A r. sentença julgou o pedido inicial procedente (ID 196253060, págs. 05/10).
Foi negado provimento aos recursos de apelação e ao reexame necessário, nos termos do artigo 557, do Código de Processo Civil de 1973 (ID 336627837).
Nas razões de agravo interno (ID 336627837), a ANAC reitera que as infrações administrativas e multas aplicadas são decorrentes do oferecimento de tarifas promocionais em valores inferiores ao mínimo permitido pela legislação.
Afirma que a multa obedeceu aos ditames legais, inclusive no que tange aos patamares em que fixados. A limitação advogada pela embargante não se aplicaria ao caso dos autos, sendo limitada às infrações listadas nos incisos do artigo 299, da Lei Federal nº7.565/1986.
Pugna pela inocorrência de bis in idem e pela legalidade das multas aplicadas.
Argumenta que a fundamentação da sentença em considerar irrazoável a imposição de multa por infrações em dias consecutivos no sistema de Reservas Sabre implica em afastar a efetividade da fiscalização promovida pela agência. As promoções foram efetuadas para passagens diversas, com novas publicações, referentes a comercialização das passagens daquele dia.
Sem contrarrazões.
É o relatório.
VOTO
A Desembargadora Federal Giselle França:
As razões de agravo interno não são suficientes para modificar a decisão.

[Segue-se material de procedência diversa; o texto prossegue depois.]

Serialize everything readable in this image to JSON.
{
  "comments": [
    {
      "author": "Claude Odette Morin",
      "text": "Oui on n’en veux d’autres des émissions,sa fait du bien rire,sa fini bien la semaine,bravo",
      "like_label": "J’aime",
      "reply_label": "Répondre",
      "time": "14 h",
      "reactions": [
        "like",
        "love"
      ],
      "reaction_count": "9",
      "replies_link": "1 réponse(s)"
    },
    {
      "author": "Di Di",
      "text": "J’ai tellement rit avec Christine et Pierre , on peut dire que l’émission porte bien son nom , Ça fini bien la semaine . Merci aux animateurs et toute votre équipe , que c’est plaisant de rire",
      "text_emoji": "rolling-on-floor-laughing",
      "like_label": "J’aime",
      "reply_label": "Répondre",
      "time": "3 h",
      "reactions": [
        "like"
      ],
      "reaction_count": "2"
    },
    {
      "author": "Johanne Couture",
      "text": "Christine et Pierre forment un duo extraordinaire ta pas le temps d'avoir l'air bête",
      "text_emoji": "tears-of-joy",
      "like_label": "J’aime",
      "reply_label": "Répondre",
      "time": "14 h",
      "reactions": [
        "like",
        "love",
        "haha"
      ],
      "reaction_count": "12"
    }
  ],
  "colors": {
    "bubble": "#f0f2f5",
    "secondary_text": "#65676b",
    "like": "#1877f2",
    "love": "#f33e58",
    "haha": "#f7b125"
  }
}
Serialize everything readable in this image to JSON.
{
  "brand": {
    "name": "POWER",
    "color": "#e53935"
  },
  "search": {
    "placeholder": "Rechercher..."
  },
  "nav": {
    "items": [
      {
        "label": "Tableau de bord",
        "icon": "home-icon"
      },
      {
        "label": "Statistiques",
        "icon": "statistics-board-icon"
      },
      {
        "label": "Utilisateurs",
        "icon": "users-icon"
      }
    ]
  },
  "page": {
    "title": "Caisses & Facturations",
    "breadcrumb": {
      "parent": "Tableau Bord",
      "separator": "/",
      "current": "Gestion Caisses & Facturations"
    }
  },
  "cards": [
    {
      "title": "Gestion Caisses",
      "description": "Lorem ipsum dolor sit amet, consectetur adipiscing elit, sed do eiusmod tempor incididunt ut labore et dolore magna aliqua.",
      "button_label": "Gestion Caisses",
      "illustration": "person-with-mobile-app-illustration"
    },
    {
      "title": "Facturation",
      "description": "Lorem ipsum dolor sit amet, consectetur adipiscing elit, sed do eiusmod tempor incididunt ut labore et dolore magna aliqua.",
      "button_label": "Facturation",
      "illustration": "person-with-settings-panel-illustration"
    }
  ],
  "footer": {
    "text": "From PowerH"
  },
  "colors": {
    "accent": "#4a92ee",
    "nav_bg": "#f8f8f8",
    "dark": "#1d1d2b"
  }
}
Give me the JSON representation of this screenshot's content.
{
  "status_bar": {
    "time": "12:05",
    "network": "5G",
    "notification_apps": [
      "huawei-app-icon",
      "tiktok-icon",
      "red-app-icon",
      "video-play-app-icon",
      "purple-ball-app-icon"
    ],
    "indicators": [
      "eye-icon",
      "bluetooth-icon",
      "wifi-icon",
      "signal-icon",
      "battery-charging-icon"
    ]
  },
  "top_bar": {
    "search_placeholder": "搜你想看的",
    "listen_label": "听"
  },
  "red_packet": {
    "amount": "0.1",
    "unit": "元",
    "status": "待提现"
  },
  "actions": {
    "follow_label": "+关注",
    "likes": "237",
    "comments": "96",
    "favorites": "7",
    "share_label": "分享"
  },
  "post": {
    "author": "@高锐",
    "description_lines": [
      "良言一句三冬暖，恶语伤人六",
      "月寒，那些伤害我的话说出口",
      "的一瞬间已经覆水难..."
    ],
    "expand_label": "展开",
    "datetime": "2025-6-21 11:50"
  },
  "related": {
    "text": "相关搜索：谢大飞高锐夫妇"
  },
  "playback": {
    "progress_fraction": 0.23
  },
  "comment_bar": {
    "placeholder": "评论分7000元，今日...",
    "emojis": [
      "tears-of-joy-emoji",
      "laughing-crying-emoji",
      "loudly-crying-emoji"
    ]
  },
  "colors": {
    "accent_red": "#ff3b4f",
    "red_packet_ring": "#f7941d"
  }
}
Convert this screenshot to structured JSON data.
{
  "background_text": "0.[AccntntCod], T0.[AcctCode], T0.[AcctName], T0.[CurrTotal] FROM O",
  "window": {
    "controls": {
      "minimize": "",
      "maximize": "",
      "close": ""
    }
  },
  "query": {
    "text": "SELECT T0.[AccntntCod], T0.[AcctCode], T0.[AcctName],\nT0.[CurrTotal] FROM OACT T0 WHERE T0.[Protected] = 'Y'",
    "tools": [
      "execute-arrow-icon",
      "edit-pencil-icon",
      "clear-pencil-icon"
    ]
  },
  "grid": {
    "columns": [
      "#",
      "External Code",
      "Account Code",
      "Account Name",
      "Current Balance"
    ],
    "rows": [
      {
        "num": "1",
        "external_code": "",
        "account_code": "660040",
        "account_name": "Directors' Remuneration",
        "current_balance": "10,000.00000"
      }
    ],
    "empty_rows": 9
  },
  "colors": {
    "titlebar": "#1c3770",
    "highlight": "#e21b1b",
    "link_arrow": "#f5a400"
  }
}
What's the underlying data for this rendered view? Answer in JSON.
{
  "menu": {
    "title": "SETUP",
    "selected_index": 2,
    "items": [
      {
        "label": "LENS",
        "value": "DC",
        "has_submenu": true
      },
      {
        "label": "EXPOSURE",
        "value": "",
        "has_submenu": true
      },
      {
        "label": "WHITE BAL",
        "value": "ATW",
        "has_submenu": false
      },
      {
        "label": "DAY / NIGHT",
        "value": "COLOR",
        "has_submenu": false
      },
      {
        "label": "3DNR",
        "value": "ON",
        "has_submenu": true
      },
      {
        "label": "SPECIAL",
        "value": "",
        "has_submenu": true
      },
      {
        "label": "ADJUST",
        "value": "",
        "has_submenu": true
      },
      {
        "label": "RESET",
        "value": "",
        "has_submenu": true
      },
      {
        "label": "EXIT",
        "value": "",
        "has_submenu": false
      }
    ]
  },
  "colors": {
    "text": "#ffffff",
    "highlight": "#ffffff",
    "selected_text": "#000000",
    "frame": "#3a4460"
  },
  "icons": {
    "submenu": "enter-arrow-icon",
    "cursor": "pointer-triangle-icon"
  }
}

A Lei Federal nº 7.565/1986, na redação vigente à época das infrações:
Art. 298. A empresa estrangeira de transporte aéreo que opere no País será sujeita à multa e, na hipótese de reincidência, à suspensão ou cassação da autorização de funcionamento no caso de não atender:
(...)
III - às tarifas, itinerários, freqüências e horários aprovados; às condições contidas nas respectivas autorizações; à conservação e manutenção de seus equipamentos de vôo no que se relaciona com a segurança e eficiência do serviço; ou à proibição de embarcar ou desembarcar passageiro ou carga em vôo de simples trânsito;
IV - à legislação interna, em seus atos e operações no Brasil, em igualdade com as congêneres nacionais.
Art. 299. Será aplicada multa de (vetado) ate 1.000 (mil) valores de referência, ou de suspensão ou cassação de quaisquer certificados de matrícula, habilitação, concessão, autorização, permissão ou homologação expedidos segundo as regras deste Código, nos seguintes casos:
I - procedimento ou prática, no exercício das funções, que revelem falta de idoneidade profissional para o exercício das prerrogativas dos certificados de habilitação técnica;
II - execução de serviços aéreos de forma a comprometer a ordem ou a segurança pública, ou com violação das normas de segurança dos transportes;
III - cessão ou transferência da concessão, autorização ou permissão, sem licença da autoridade aeronáutica; (Revogado pela Medida Provisória nº 1.089, de 2021)
IV - transferência, direta ou indireta, da direção ou da execução dos serviços aéreos concedidos ou autorizados; (Revogado pela Medida Provisória nº 1.089, de 2021)
V - fornecimento de dados, informações ou estatísticas inexatas ou adulteradas;
VI - recusa de exibição de livros, documentos contábeis, informações ou estatísticas aos agentes da fiscalização;
VII - prática reiterada de infrações graves;
VIII - atraso no pagamento de tarifas aeroportuárias além do prazo estabelecido pela autoridade aeronáutica;
IX - atraso no pagamento de preços específicos pela utilização de áreas aeroportuárias, fora do prazo estabelecido no respectivo instrumento.
Art. 302. A multa será aplicada pela prática das seguintes infrações:
(...)
III - infrações imputáveis à concessionária ou permissionária de serviços aéreos:
(...)
q) infringir as tarifas aprovadas, prometer ou conceder, direta ou indiretamente, desconto, abatimento, bonificação, utilidade ou qualquer vantagem aos usuários, em função da utilização de seus serviços de transporte;
(...)
u) infringir as Condições Gerais de Transporte, bem como as demais normas que dispõem sobre os serviços aéreos;
O lançamento é ato administrativo que se presume válido. Trata-se, à evidência, de presunção relativa, passível de afastamento mediante prova a cargo do interessado.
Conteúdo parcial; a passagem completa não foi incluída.